The silence they left was a blessing.
---
But it was short-lived.
A new, deeper need took hold—a need for the truth, for the people who knew my heart even if they now denied it. I had to make them see. I had to make them hear.
I waited for the shift change, for the moment of inattention when the nurses' station was empty and the hallway quiet. Then, dressed in the thin hospital gown and flimsy slippers, I walked out.
No one stopped a ghost.
The journey to the Royce mansion was a blur of cold pavement and blurred vision. The December air sliced through the paper gown like knives, raising goosebumps across my skin. My body, battered from the inside out, screamed with every step. A dull, persistent ache low in my abdomen had begun—a creeping warmth I tried to ignore, tried to pretend was just the cold, just the exhaustion, just anything other than what I feared it might be.
The mansion loomed ahead, its windows warm with golden light. Home. My home. The place where I'd laughed in sunrooms, planned nurseries, learned to love and be loved.
I stood at the great iron gates, wrapping my arms around myself, the night air slicing through the paper gown.
"Rowan!" My voice was a ragged cry, torn from the hollow place where my heart used to be. "Mother! Sophia! Please! Please, listen to me!"
No answer. Only the soft rustling of winter leaves and the distant hoot of an owl.
"Please!" I shook the gates, the cold metal biting into my palms. "I know you're in there! I know you can hear me! Just look at me! Just let me explain!"
The house remained silent. Golden. Indifferent.
Leon materialized from the shadows near the gatehouse, his face an impassive wall. He wore a thick coat, his breath misting in the cold air. Against him, I was barely dressed, barely human, barely alive.
"Mrs. Royce." His voice was neutral, professional, but something flickered in his eyes—pity, maybe. Or the ghost of respect. "You need to return to the hospital."
"Leon, please." I pressed my hands against the cold bars, the metal searing my skin. "Please let me in. Just let me talk to Aurora. She'll understand. I know she will. She held me when I cried. She called me daughter. She'll listen—she has to listen."
His jaw tightened. For a moment, I thought I saw him waver—a flicker of the man beneath the soldier.
Then he shook his head. "I have my orders, ma'am. No one is to enter. No one is to be admitted. Mr. Royce was very clear."
"Clear?" A hysterical laugh escaped me. "Clear about what? That his wife is a murderer? That I killed our baby? Is that what he told you?"
Leon said nothing. His silence was confirmation enough.
The warmth between my legs became a trickle, then a slow, steady flow. I looked down, the dark stain spreading on the light grey concrete beneath my bare feet, illuminated by the porch light.
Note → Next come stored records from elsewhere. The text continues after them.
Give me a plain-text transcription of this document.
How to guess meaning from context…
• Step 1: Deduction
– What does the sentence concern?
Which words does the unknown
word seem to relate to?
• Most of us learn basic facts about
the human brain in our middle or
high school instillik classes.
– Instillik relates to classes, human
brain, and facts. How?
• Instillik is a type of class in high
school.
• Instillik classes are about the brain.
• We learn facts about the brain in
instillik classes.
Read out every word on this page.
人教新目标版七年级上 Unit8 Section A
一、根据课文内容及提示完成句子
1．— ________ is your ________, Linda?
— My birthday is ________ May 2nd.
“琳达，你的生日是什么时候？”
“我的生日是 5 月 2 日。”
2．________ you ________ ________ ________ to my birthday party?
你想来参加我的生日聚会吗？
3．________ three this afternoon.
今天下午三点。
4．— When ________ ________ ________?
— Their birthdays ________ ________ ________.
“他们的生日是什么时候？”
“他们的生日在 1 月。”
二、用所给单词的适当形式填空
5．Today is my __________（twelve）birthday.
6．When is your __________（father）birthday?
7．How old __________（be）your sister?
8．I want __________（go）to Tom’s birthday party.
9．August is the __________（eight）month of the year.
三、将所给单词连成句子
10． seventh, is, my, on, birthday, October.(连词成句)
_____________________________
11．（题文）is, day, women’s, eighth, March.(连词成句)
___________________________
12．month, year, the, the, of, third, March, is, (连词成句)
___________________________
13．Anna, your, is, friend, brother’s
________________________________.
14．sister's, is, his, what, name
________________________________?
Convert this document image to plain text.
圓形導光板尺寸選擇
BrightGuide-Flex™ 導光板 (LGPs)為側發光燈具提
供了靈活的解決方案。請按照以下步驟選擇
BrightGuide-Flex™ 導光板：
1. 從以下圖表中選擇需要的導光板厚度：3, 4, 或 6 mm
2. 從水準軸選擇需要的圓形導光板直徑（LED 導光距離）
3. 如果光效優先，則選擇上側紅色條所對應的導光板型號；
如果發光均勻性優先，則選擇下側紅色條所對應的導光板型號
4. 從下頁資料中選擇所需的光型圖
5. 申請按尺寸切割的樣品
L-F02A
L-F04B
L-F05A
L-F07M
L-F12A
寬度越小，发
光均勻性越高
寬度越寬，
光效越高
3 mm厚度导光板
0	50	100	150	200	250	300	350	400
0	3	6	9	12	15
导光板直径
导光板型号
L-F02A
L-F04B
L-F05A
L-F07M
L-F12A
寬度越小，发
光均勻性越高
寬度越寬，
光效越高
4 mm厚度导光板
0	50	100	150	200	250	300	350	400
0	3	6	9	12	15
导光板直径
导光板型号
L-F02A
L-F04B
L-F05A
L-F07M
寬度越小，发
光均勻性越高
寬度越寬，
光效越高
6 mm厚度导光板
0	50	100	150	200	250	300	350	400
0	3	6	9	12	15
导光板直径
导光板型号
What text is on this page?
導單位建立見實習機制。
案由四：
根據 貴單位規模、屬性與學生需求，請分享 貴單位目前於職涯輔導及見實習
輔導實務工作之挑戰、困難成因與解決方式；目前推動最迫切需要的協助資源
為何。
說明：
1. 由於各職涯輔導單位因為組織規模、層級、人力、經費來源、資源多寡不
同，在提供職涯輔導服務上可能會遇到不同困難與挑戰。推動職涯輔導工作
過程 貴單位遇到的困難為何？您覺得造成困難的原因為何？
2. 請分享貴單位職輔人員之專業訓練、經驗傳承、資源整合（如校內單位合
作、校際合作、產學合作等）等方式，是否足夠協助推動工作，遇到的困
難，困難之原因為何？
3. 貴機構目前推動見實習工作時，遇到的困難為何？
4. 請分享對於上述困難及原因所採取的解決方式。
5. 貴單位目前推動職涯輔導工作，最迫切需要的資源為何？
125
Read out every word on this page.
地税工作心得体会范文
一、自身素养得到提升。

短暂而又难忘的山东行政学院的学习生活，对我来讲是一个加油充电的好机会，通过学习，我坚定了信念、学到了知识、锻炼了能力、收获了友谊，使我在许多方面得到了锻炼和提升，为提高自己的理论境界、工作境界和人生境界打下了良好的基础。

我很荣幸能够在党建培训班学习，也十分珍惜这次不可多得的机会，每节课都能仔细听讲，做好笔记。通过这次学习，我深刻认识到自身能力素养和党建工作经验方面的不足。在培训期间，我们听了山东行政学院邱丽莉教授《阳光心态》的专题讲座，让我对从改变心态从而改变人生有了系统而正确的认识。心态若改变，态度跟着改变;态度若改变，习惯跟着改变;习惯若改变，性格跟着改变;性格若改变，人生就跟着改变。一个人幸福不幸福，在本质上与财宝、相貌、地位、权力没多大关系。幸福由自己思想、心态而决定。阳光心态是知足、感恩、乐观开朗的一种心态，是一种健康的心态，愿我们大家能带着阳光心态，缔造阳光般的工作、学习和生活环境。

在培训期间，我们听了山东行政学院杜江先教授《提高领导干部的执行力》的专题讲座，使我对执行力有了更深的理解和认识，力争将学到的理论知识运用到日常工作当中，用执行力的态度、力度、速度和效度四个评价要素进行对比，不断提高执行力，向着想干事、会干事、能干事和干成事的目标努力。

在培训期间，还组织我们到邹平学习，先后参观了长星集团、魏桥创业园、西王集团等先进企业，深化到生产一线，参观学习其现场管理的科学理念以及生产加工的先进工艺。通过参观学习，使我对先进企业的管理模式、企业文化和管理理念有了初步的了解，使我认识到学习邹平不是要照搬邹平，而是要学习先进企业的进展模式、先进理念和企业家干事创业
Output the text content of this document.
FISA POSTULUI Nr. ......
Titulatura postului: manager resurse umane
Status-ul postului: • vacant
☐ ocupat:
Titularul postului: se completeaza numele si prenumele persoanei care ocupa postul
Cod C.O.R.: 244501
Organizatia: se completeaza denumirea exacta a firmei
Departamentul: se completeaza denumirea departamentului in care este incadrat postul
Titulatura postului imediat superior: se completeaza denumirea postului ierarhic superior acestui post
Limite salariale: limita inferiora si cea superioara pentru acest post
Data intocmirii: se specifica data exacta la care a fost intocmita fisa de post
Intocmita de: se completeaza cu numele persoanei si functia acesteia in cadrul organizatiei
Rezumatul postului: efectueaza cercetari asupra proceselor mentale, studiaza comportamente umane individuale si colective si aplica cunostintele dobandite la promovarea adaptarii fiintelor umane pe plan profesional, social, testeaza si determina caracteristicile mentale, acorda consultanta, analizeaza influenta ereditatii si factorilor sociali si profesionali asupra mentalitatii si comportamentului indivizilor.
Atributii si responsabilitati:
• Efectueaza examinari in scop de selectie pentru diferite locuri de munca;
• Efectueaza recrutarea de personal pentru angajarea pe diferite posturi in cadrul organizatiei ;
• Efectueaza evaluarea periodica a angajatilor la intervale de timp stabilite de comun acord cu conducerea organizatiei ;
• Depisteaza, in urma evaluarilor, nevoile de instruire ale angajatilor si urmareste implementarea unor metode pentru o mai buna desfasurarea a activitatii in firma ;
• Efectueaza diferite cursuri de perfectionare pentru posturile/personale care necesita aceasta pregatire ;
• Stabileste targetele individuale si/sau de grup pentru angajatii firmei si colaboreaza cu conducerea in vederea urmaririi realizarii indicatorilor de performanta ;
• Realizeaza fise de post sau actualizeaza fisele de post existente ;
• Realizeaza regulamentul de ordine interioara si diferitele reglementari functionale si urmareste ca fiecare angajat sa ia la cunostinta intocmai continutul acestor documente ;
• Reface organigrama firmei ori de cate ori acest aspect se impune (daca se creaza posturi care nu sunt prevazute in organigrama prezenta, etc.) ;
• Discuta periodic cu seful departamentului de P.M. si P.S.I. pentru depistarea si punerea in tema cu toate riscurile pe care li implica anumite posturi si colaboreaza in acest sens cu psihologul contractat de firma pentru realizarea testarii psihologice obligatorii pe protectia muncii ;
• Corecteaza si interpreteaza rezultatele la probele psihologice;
The hospital gown was already stained, the evidence impossible to ignore.
A wave of dizziness washed over me. The physical betrayal was complete.
"I'm… I'm bleeding," I whispered, more to myself than to him. The nurse's clinical warning echoed in my memory: Some bleeding is normal after the procedure. It should taper off. If it becomes heavy, if you soak through a pad in an hour, you need to come back immediately.
I'd soaked through everything. And I'd walked miles in the cold.
The world tilted. The lights of the house swirled into streaks of gold and shadow. The gates seemed to loom, then recede, then spin.
My knees buckled.
The hard, cold ground rushed up to meet me.
Inside the mansion, the silence was deafening.